La lutte contre ces événements, et bien d’autres, sera rendue beaucoup plus difficile et dangereuse en cette période de COVID 19. Comment prendre ses distances sociales tout en évacuant des personnes ou en remplissant des sacs de sable ? Les incendies produisent des nuages de fumée et la pollution de l’air rend les maladies graves et les décès dus à la COVID-19 plus probables. Que faire si des hôpitaux déjà surchargés doivent s’occuper de personnes blessées par des inondations, des incendies, des tempêtes et d’autres événements naturels aggravés par le changement climatique ? Preuve supplémentaire de l’extrême vulnérabilité que le capitalisme a créée, le Kenya, déjà frappé par des criquets et le COVID-19, a été frappé début mai par des pluies torrentielles et des inondations majeures.

Le capitalisme a placé le bien-être humain, en particulier celui de la classe ouvrière et des pauvres, sur le fil du rasoir – tout cela pour le profit.

De multiples désastres, une seule cause

De plus en plus, les écrivains font référence à des catastrophes aux « proportions bibliques ». Peut-être faudrait-il changer cela pour des catastrophes aux proportions capitalistes. Pendant plusieurs siècles, le capitalisme a traité l’humanité et la nature comme des choses à utiliser et à jeter ensuite.
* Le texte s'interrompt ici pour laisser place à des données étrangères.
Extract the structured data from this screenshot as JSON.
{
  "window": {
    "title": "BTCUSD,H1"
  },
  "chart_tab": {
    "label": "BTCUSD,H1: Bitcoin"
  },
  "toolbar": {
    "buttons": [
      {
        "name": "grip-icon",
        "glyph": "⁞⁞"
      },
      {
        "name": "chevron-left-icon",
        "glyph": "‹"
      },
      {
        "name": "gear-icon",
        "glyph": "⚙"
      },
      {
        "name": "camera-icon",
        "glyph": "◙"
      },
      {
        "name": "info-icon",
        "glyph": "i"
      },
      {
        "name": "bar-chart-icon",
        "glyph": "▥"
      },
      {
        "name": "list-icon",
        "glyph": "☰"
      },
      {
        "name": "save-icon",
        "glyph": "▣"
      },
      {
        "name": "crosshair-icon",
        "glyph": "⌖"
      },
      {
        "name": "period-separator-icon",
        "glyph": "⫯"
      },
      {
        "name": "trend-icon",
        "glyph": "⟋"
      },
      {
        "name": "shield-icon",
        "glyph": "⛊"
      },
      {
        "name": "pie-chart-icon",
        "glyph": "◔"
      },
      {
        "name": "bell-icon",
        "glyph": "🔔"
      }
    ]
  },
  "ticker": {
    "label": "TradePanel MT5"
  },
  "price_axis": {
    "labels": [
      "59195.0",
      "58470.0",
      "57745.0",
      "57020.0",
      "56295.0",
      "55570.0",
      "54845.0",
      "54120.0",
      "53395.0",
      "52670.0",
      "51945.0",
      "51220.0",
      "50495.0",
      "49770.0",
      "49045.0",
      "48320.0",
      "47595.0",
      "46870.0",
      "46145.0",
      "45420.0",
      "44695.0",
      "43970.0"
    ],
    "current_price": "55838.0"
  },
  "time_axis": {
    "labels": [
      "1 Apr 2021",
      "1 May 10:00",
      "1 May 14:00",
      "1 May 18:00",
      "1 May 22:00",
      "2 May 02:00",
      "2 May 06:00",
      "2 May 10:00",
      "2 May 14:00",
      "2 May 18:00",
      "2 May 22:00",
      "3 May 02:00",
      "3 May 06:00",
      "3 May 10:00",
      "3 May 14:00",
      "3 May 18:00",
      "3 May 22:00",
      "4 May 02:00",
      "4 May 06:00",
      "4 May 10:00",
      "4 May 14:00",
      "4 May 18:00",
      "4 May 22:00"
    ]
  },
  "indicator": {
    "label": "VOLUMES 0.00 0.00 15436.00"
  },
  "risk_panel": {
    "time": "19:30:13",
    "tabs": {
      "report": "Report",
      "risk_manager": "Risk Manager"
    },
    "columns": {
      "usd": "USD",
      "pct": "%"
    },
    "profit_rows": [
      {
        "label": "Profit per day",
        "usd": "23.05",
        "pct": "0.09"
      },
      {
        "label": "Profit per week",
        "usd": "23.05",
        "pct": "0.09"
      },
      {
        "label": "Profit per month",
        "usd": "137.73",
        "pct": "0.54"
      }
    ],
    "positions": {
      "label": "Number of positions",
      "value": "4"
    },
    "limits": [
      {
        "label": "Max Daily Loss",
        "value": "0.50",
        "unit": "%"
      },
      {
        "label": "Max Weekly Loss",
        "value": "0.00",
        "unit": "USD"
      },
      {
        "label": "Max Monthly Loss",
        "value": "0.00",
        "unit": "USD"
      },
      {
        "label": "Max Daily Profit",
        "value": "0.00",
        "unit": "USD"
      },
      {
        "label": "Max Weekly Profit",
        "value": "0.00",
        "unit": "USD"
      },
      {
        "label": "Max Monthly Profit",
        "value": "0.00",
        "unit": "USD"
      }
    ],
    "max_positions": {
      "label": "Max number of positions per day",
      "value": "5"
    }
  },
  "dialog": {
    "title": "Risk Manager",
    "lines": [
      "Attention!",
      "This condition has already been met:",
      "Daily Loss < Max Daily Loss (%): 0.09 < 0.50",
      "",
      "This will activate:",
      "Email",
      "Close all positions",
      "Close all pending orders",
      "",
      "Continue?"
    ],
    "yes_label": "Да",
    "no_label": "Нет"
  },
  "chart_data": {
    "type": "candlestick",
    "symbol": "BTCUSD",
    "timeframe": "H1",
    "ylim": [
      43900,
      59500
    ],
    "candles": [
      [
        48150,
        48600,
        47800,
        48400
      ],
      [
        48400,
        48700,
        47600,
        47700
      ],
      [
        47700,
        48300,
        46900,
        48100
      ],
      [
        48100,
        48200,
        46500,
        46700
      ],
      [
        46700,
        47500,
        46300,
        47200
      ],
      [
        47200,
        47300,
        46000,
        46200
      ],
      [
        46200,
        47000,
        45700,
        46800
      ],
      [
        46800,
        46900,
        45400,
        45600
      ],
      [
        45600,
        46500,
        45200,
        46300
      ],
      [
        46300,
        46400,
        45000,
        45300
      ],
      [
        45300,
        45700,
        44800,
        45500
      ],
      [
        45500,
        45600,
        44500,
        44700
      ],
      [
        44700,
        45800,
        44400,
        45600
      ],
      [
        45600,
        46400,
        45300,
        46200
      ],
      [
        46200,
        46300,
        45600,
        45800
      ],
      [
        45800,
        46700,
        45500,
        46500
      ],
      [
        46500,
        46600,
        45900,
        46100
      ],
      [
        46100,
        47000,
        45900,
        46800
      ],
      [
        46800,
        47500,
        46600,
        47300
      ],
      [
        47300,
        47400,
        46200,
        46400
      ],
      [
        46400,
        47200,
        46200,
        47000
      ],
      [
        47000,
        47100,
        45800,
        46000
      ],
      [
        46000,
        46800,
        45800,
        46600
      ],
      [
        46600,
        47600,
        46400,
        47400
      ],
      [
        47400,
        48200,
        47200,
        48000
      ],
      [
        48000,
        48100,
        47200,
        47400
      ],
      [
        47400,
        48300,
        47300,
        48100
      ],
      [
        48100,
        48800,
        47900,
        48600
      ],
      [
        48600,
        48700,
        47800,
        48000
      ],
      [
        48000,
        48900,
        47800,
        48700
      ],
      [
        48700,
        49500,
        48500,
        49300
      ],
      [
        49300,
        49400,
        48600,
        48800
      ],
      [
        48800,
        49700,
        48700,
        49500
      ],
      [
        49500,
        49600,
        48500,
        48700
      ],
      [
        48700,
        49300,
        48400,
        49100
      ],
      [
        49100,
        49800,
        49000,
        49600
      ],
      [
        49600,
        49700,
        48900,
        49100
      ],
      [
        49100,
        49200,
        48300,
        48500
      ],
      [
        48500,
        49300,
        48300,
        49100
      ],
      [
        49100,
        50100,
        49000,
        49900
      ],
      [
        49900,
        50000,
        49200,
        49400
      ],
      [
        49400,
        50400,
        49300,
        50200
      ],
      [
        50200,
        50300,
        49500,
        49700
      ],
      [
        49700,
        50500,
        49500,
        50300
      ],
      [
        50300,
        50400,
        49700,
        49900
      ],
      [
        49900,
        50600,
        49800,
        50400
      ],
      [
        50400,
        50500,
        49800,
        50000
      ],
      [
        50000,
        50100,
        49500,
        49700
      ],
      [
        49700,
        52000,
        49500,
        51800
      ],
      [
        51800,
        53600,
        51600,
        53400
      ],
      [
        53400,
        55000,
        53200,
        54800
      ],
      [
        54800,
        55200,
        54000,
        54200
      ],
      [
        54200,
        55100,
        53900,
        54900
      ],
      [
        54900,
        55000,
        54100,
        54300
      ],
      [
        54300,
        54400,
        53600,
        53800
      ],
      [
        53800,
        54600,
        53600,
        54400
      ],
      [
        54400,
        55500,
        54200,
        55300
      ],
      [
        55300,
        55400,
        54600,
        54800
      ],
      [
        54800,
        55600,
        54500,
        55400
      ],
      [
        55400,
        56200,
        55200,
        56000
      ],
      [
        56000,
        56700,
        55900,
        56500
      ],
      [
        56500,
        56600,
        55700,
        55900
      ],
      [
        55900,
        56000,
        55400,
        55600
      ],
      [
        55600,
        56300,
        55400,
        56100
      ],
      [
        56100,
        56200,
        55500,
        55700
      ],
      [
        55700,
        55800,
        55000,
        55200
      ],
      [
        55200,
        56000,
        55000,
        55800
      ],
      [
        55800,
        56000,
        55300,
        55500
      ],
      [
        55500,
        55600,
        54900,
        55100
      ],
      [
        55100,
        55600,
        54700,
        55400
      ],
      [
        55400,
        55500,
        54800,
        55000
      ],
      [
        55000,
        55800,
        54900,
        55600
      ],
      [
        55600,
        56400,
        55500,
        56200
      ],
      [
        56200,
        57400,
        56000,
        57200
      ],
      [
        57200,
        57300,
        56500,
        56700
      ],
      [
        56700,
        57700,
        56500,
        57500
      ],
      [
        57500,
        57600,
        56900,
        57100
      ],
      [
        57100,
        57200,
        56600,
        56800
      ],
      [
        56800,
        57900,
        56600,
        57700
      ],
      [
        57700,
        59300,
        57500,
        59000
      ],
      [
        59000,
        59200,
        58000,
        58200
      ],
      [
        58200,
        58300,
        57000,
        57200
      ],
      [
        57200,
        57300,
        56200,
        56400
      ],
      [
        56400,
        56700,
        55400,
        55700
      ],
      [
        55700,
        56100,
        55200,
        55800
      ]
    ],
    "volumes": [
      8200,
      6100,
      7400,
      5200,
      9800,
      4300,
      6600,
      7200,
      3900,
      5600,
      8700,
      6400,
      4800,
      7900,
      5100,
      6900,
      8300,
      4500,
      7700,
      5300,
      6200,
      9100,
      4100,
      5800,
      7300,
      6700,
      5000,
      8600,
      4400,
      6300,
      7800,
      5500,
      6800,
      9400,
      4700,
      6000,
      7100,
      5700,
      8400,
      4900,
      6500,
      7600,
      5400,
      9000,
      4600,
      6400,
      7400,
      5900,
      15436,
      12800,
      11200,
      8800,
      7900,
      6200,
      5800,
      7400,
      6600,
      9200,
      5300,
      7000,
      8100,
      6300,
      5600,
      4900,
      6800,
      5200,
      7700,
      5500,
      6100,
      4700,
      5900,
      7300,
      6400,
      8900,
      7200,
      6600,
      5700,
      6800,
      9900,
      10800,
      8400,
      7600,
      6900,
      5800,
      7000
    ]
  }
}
Le capitalisme a miné la résilience et les forces de la société. Il a mis à rude épreuve la capacité du monde naturel à absorber les chocs, peut-être jusqu’à des points de rupture.

Les scientifiques parlent de boucles de rétroaction avec les impacts d’une tendance renforçant encore cette tendance. L’Arctique se réchauffe à un rythme deux fois plus rapide que la moyenne mondiale en raison du changement climatique. À mesure que l’Arctique se réchauffe, la glace d’été fond davantage et les eaux libres sont plus exposées, ce qui absorbe l’énergie alors que la glace la reflète. Ainsi, l’eau se réchauffe et davantage de glace fond. Le sol gelé de l’Arctique, le permafrost, contient de grandes quantités de méthane, un gaz à effet de serre plus puissant que le CO2, de sorte que la hausse des températures renforce le changement climatique.

La société a également des boucles de rétroaction. Si la classe capitaliste obtient ce qu’elle veut, l’énorme augmentation de la dette publique, dépensée pour amortir le blocage de la COVID-19 et la dépression économique, sera payée par des coupes dans les dépenses publiques et des attaques contre le niveau de vie des travailleurs, comme cela s’est produit après la récession de 2008-2009. Cela rendrait la société encore plus vulnérable à la prochaine pandémie et aux événements naturels que le capitalisme transforme en catastrophes.

L’époque dans laquelle nous vivons a été appelée l’Anthropocène. Il est de plus en plus clair que nous vivons dans le capitalisme-cène. Si l’humanité ne renverse pas le capitalisme, cette époque pourrait, du moins pour les humains, être l’Anthropo-cide.

Ce n’est pas certain. Il y a une marée montante de personnes qui exigent des changements, qui s’interrogent sur la manière dont l’humanité s’est retrouvée dans ce pétrin, et de plus en plus de personnes désignent le capitalisme comme la cause première. Cela nous donne l’espoir que nous pouvons retourner le monde dans le bon sens.